A poesia
A poesia traz significados que vão além das palavras que a compõe. É, como disse Fernando Pessoa, "uma forma de arte que se dirige à nossa alma profunda". Penso que, primeiramente, deve-se separar a leitura que a mente faz daquela feita pela alma. Quando a mente lê as palavras da poesia procura interpretar o conjunto de forma mais ou menos reta, com certa exatidão, com racionalidade, tentando entender a realidade que ela transmite. Mas a alma, por outro lado, quando a lê, ouve música, sente aromas, usa sentimentos! A leitura de uma poesia através da alma, sensorial que é, extrai dela mais que os significados da razão, mais que as interpretações retas ou exatas. A alma lê com contornos de dança ao som de uma música que ela exala e, como um perfume, inebria. Uma poesia lida com a alma faz tudo isso no reino do silêncio! E na leitura de uma mesma poesia cada um ouve uma música única, própria. Isso transforma a poesia em uma "coisa" especial para quem a lê! Cada um que a lê se perfuma de forma diferente, dança com uma coreografia diferente ao som da música só sua, com uma motivação só sua, resgatando sentimentos só seus!

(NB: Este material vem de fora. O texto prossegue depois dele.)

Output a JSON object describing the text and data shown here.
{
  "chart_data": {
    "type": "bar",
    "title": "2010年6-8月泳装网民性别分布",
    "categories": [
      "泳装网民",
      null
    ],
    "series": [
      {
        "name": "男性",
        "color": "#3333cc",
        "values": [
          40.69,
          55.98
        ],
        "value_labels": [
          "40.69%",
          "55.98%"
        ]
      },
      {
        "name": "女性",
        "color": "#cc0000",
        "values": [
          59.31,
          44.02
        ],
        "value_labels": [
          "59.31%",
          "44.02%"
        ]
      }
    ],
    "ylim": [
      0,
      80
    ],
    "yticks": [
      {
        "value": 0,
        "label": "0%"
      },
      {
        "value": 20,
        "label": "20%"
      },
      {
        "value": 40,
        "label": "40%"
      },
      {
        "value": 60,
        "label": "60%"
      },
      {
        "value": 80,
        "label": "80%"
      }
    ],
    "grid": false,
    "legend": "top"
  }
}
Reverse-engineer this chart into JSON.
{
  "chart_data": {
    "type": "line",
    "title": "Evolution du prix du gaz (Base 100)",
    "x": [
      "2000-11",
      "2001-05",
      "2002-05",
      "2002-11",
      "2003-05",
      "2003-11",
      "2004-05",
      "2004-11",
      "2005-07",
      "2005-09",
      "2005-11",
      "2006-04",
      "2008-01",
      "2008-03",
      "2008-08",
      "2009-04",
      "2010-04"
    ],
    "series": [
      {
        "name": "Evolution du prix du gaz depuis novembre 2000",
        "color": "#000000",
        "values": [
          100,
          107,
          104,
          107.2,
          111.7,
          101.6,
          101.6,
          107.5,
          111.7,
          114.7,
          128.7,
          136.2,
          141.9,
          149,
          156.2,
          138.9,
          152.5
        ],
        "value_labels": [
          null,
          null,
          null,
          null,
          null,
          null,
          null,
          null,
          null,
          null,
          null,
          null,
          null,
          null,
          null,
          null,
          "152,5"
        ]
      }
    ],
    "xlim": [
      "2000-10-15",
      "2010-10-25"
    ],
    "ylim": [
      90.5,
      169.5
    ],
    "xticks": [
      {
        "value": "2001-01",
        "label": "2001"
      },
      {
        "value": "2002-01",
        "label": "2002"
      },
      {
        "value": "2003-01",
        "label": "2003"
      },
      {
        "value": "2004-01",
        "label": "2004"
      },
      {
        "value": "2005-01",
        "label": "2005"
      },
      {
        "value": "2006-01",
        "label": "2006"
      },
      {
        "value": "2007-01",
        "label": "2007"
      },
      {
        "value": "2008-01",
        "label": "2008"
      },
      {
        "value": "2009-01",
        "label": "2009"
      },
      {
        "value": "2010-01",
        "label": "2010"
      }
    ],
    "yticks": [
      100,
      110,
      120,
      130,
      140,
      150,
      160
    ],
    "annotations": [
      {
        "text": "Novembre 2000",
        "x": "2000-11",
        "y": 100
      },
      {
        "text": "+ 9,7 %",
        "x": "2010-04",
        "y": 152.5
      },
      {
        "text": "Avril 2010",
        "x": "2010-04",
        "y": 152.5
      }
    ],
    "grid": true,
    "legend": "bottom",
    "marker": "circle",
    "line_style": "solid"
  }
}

Quando se escreve uma poesia os sentimentos não são muito diferentes. Disse o mesmo Fernando Pessoa que "a poesia é uma borboleta, que pousando-me na cabeça, me torne tanto mais ridículo quanto maior for sua própria beleza". Claro, existem poesias que são construídas para atender demandas, não exalam perfume, não despertam vontade de dançar. Cumprem sua função sem recursos da alma. Mas a poesia que vem da alma tem motivações por vezes desconhecidas (nascida no silêncio do poeta!) e que só conseguem se reunir na forma dela mesma, sendo, ainda que ridícula, bela. O aroma captado, a dança sugerida, as lembranças resgatadas, convergem-se diretamente nas palavras escritas e a fragrância é incorporada, assim como também o gestual de dança e os sentimentos. E firma-se então um pacto entre quem escreve e a dança sentimentalmente perfumada que outros, quando a lerem, sentirão e dançarão igualmente! É a capacidade de promover esta conexão que eleva os poetas à categoria de mágicos... Ou deuses!
No mistério do sem-fim
equilibra-se um planeta.
E, no planeta, um jardim,
e, no jardim, um canteiro:
e, no canteiro, uma violeta,
e sobre ela, o dia inteiro,
entre o planeta e o Sem-Fim,
a asa de uma borboleta”.
(Cecília Meireles)
Consegues ouvir uma música dançante a partir, talvez, das asas da borboleta? Consegues sentir o aroma de um perfume exalado, talvez, pela violeta? Consegues perceber um sentimento profundo, por certo, vindo do fascínio pelo mistério? Essa é a leitura feita pela alma, pela minha alma. Qual música escutas, qual perfume sentes e qual sentimento te desperta este poema? Diz-me.
Foto: Meu paraíso, Jan/22 (mesmo que a flor não seja violeta, vale a intenção)
Sempre um texto precioso com grande carpintaria poética. Parabéns!